Products Liability, Intent Compensatory damages available; also punitive. Defenses same as intentional torts.
Products Liability, Negligence Same prima facie as negligence. Breach is 1) negligent conduct of D 2) leading to the supplying of a defective product. Intermediary negligent failure to discover is not superseding cause if foreseeable. Need physical/property injury, not just economic
Products Liability, Strict Tort 1) Strict duty owed by commercial supplier 2) Production or sale of defective product 3) Causation 4) Damages. Product not altered before getting to P. Can't be incidental to a service. Retailers can be liable even w/o opp. to inspect.
Products Liability, Implied Warranties of Merchantability and Fitness Any goods seller can breach warr. of merchantability (goods to be avg. quality, generally fit for ordinary purpose) and fitness for particular purpose. Causation same as breach. Damages include purely economic loss. Only purchaser, family, guests can sue.
Products Liability, Representation (Express Warranty) An affirmation of fact that forms part of bargain is an express warranty. If buyer sues, warranty must have been part of bargain; not necessary if P doesn't have privity (bystander). No fault necessary, just that product didn't meet warranty.

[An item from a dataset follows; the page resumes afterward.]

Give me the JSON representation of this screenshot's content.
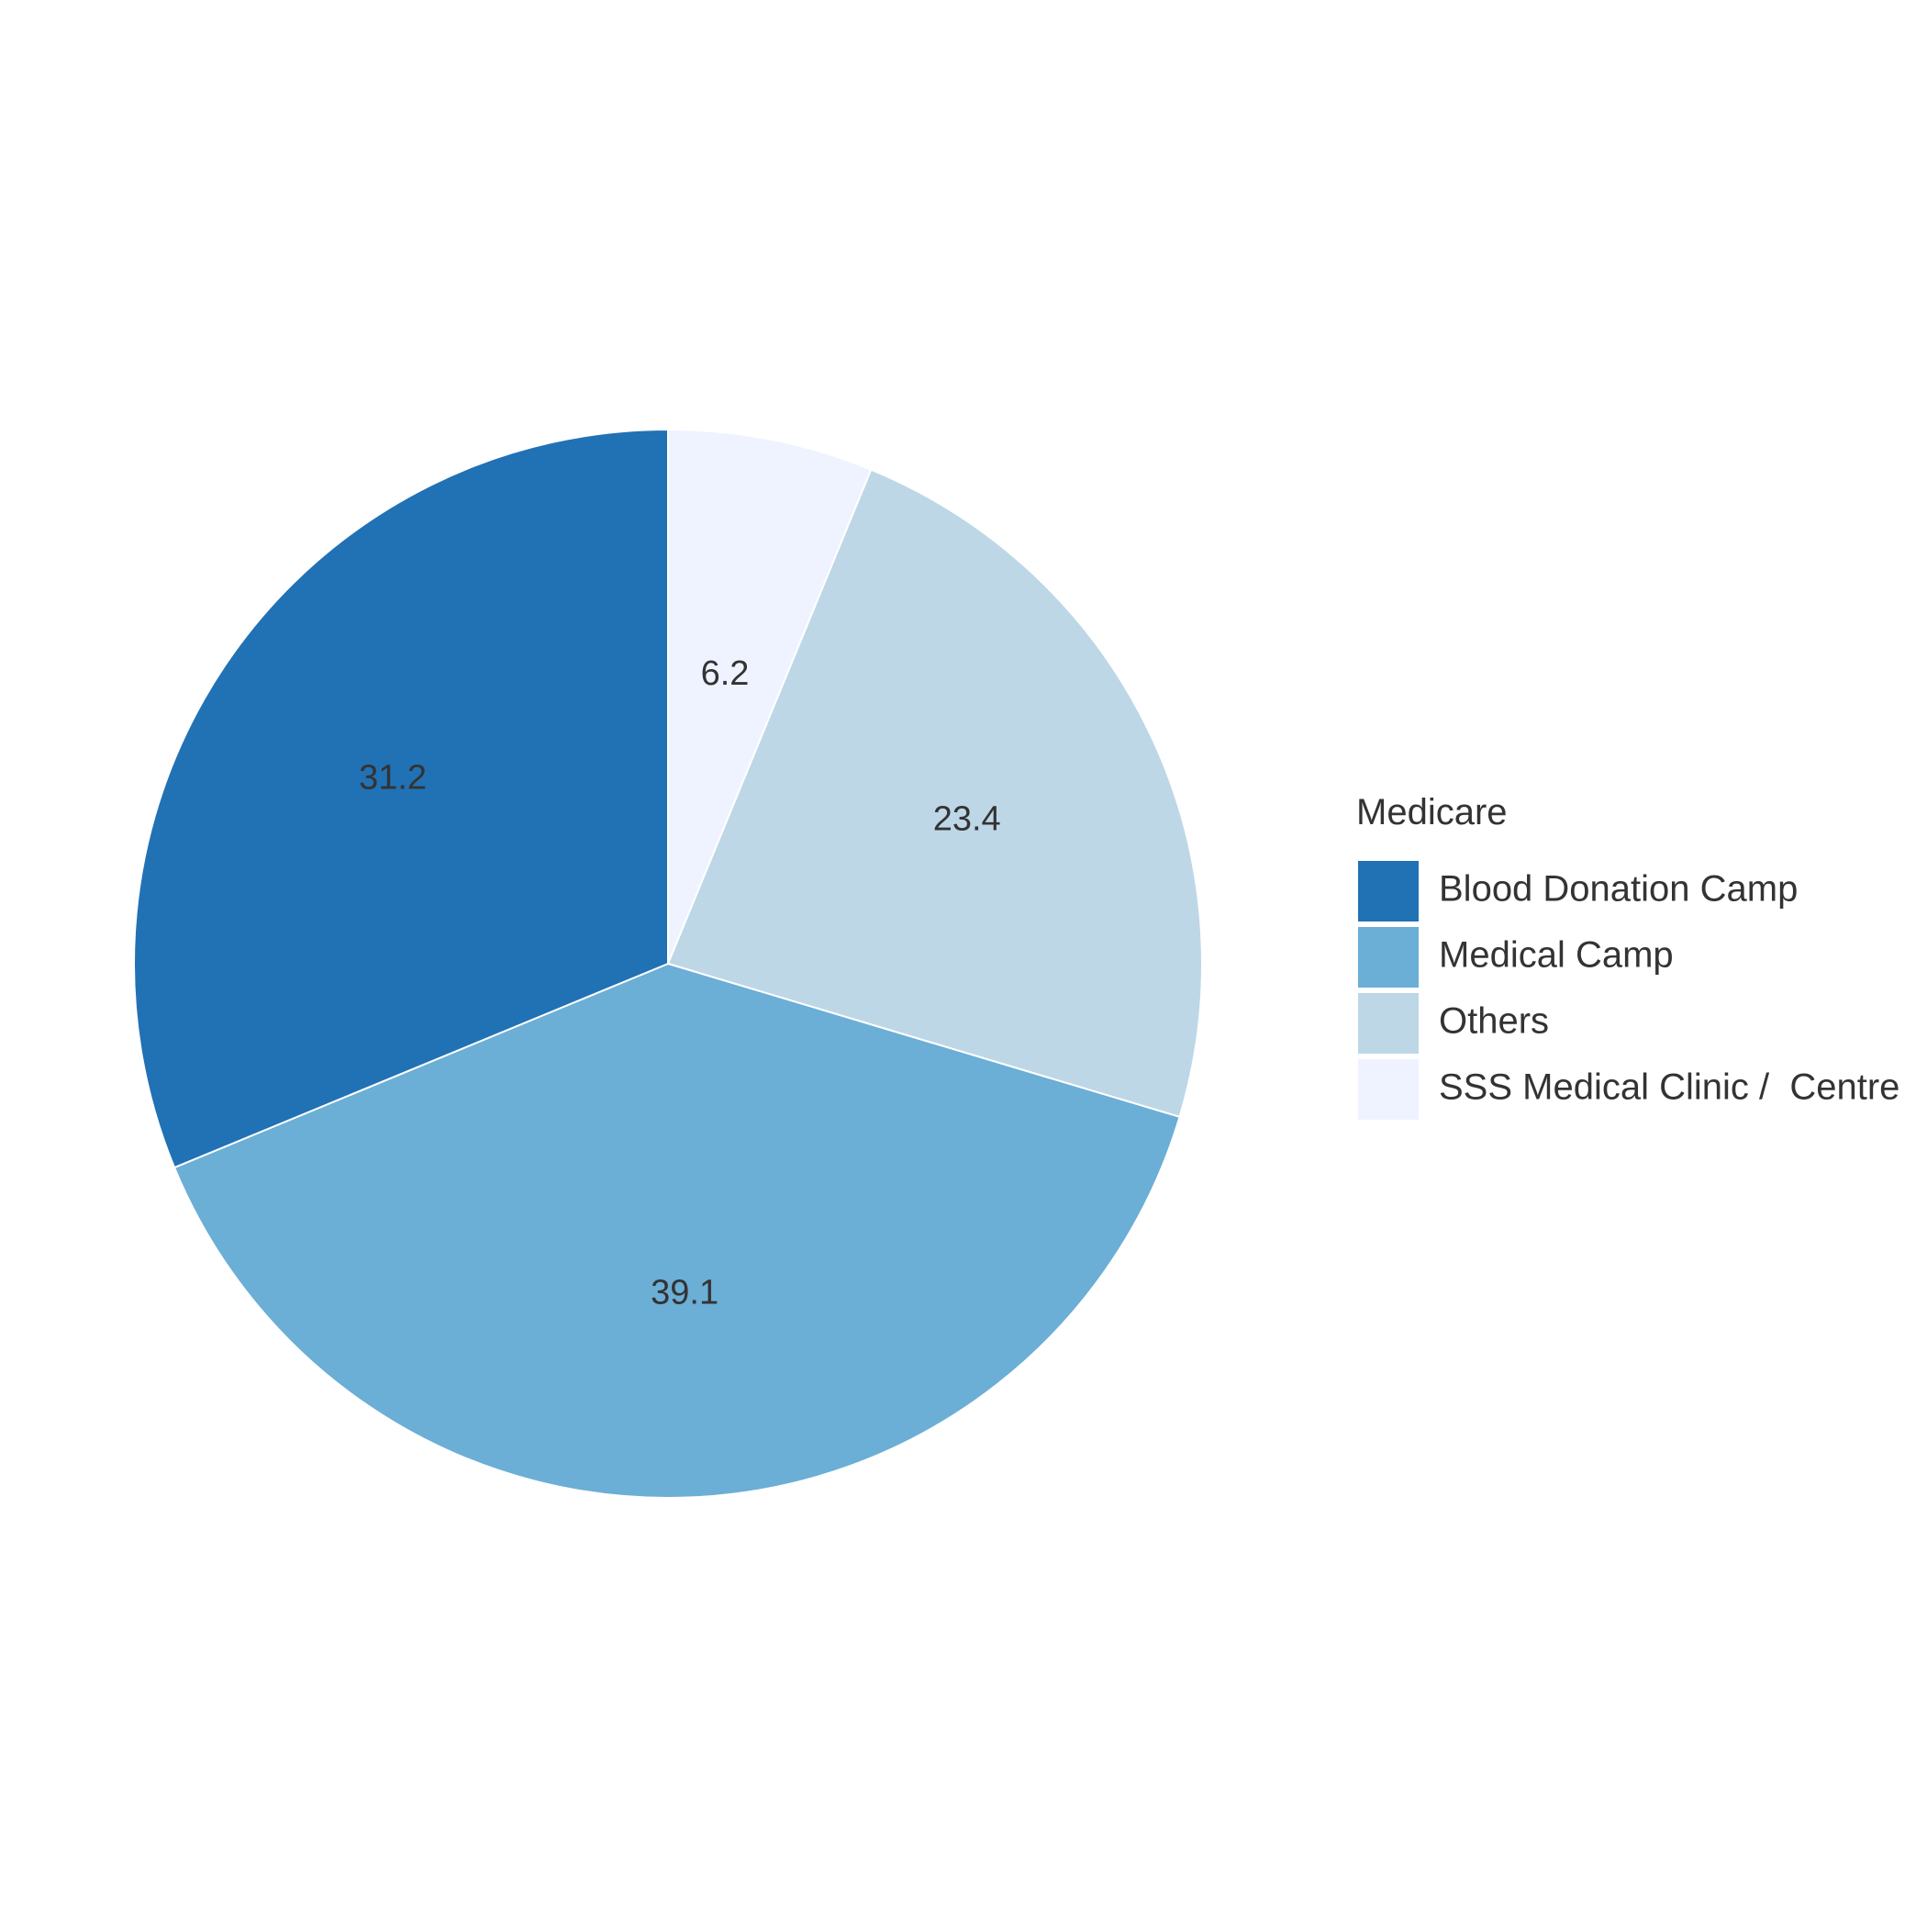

Products Liability, Misrepresentation of Fact 1) Statement was a material fact concerning quality or uses of goods (not puffery) 2) Seller intended to induce reliance by buyer in particular transaction. 3) Justifiable reliance by buyer (privity irrelevant).
Private Nuisance A substantial, unreasonable interference with another's use or enjoyment of property to which he possesses or has immediate right of possession. Substantial: offensive to avg. person in community. Unreasonable: Severity of injury > benefit of D's conduc
Public Nuisance Act that unreasonably interferes with health, safety or property rights of community. Private P can only recover if suffered unique damage not suffered by public at large. Zoning regulation not a defense, but is persuasive.

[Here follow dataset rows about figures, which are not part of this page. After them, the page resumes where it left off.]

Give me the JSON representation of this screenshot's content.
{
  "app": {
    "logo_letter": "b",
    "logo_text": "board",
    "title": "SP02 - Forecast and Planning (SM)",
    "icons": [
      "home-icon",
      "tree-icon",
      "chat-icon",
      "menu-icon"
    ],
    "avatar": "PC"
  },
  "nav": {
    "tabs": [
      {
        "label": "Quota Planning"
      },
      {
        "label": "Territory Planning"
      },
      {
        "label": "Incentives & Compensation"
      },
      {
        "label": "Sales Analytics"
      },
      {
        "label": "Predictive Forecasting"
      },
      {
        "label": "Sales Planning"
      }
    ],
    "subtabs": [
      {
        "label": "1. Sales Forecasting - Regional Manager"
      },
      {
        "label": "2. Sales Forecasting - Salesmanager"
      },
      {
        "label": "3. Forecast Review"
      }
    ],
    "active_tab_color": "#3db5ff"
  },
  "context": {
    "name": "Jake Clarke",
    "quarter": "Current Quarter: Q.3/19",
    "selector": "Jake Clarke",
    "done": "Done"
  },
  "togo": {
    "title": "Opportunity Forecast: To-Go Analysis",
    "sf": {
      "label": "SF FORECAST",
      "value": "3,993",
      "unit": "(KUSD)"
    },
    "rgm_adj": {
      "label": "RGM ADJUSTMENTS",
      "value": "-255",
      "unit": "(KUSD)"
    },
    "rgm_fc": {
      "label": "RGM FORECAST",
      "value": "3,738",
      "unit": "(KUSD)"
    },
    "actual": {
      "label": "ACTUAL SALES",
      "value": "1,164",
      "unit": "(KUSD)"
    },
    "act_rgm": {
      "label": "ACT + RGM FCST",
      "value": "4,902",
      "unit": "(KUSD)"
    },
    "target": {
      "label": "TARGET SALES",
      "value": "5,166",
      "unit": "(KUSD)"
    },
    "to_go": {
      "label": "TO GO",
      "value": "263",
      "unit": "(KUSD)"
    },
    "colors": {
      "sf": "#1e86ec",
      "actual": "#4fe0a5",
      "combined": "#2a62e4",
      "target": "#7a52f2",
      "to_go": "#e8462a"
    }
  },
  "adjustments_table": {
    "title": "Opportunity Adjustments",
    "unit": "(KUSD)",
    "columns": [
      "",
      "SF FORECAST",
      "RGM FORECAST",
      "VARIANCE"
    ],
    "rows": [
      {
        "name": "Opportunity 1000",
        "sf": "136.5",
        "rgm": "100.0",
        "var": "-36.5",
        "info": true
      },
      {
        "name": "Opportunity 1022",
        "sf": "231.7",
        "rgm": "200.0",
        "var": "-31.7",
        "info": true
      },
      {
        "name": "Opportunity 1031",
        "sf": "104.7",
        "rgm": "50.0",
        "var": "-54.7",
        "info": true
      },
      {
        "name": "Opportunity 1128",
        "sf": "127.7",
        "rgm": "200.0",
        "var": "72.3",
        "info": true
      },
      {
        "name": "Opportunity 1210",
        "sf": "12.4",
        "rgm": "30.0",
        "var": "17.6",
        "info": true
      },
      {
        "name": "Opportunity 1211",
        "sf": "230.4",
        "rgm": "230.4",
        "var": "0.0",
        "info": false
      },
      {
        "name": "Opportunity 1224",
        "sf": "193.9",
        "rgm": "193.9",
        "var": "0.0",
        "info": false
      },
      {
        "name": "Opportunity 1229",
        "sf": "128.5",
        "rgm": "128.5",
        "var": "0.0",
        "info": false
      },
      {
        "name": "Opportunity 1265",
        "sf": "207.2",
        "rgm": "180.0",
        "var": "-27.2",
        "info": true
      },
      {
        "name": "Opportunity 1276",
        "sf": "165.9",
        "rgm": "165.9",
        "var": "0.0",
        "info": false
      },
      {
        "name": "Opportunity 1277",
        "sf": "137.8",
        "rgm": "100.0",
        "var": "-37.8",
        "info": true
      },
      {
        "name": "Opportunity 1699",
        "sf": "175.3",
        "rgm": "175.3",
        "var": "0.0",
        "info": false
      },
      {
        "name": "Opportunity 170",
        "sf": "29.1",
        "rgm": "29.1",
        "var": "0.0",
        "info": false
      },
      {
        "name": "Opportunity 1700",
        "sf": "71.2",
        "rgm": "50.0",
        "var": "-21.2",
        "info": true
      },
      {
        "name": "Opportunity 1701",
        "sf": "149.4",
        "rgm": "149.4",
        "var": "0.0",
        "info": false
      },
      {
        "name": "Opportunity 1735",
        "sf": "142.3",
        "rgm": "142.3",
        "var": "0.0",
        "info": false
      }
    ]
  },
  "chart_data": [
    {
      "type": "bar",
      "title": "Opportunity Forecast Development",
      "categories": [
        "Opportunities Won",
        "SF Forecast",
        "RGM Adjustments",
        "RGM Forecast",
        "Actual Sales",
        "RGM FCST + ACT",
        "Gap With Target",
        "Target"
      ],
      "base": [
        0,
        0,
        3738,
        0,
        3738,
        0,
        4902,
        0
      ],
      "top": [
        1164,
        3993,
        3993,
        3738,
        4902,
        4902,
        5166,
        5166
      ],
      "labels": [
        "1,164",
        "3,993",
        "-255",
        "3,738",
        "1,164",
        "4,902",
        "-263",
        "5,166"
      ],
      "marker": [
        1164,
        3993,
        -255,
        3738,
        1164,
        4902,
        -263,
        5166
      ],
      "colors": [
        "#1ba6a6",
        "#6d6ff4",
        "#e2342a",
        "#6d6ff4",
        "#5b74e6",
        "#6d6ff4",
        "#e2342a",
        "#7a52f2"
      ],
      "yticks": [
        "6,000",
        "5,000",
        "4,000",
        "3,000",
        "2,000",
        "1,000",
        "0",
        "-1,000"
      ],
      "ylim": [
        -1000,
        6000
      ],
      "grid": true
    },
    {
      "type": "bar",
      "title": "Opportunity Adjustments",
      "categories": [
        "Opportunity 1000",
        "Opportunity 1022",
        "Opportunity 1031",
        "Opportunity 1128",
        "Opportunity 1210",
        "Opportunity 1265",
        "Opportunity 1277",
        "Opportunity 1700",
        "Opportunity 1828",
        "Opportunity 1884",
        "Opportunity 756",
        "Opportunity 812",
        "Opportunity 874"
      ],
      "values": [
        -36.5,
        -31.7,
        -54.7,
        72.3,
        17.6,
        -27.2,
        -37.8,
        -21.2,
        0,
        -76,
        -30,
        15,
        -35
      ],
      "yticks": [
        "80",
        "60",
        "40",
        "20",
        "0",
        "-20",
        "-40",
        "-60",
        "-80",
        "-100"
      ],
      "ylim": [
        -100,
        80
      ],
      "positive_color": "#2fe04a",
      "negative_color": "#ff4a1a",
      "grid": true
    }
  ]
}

Necessity Defense Only available for property torts - a person may interfere with property when it's necessary to avoid an injury substantially more serious. If the interference is for private good, the person must pay for damage.
Duty for Negligent Infliction of Emotional Distress: Special Situations 1) Defendant's negligence causes great likelihood of severe emotional distress 2) Emotional distress results. No physical damages needed. ONLY IN SPECIAL CASES: misdiagnosing a terminal disease, handling a family member corpse.